Yesterday, my wife and I received the following letter from a company that manages some of our investments:
The Securities and Exchange Commission (SEC) is responsible for the oversight of financial services companies acting as broker-dealers to ensure investment recommendations are suitable. Any company that has registered representatives working as financial advisors soliciting investment and insurance products based on the financial status and investment objectives of its clients is classified as a broker-dealer. [Company Name], Inc. is considered a broker-dealer acting n this capacity and is therefore required to confirm certain information to you at least every three years or when information listed on the attached form changes.
The enclosed Confidential Data form contains information specific to you. Please be assured this information is kept in strict confidence and used only for the required maintenance of our records. If any information is incomplete or inaccurate, please add or update the information and return it in the enclosed envelope.
Note: No action is required on your part if the information is correct.
Please direct any inquiries and/or concerns to X-XXX-XXX-XXXX or write to the address below:
[Company Name and Address]
Client Services Division
OK, Gentle Reader, take out a clean sheet of paper and a Number 2 pencil. What do you think is the biggest problem with this letter? Share your answer in the Comments.
UPDATE 19 September 2007: Ray Ward, of the (New) Legal Writer blog, nails it:
You have to do an awful lot of reading before you find out why they’re writing you. The first mention of “you,” and what this letter has to do with “you,” doesn’t come until the 75th word. If I got this letter, I might have stopped reading before I found out what its point was.
Exactly. I’m guessing that the response rate for this letter is close to zero. Most people are going to read the first line or two, and then say to themselves “This is just some more of the legal mumbo-jumbo that these people send out all the time. I don’t have time to decypher this.”

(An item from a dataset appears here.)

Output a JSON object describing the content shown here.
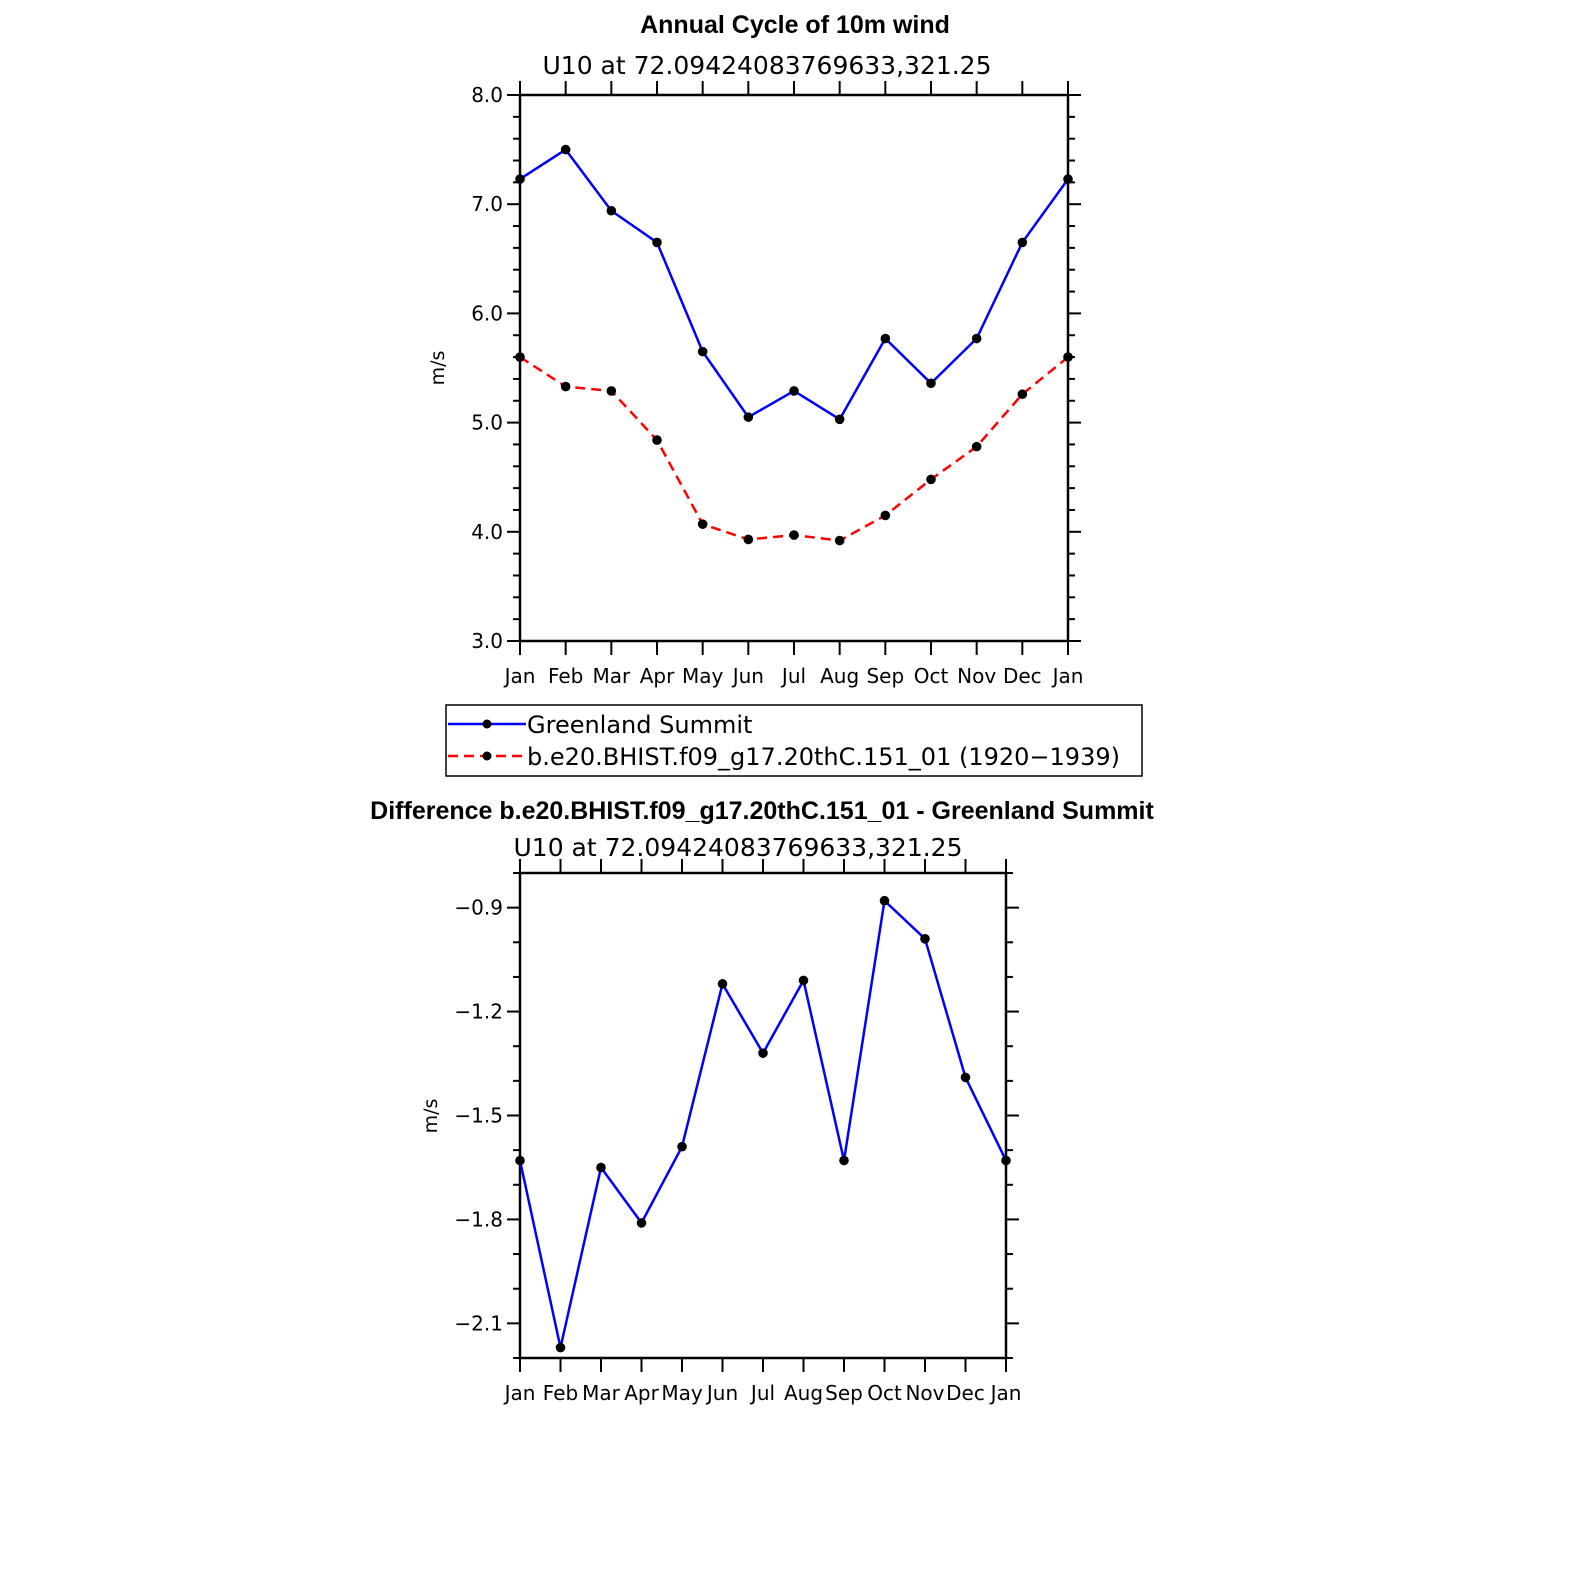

Remember the inverted pyramid? Use it. It’s vital in business communication like this letter to let the reader know immediately why they’re getting a letter. In this case, something like this:
Please check the information on the enclosed Confidential Data form. If any of it is wrong, missing, or out of date, note the corrections or additions on the form and return it in the enclosed envelope. If it is all correct, you don’t have to do anything.
From there, the letter can go on to explain that the information is kept confidential, and that the SEC requires them to verify this type of information periodically.
Put the main point at the beginning. This really isn’t hard to do, which makes me wonder why so few companies do it.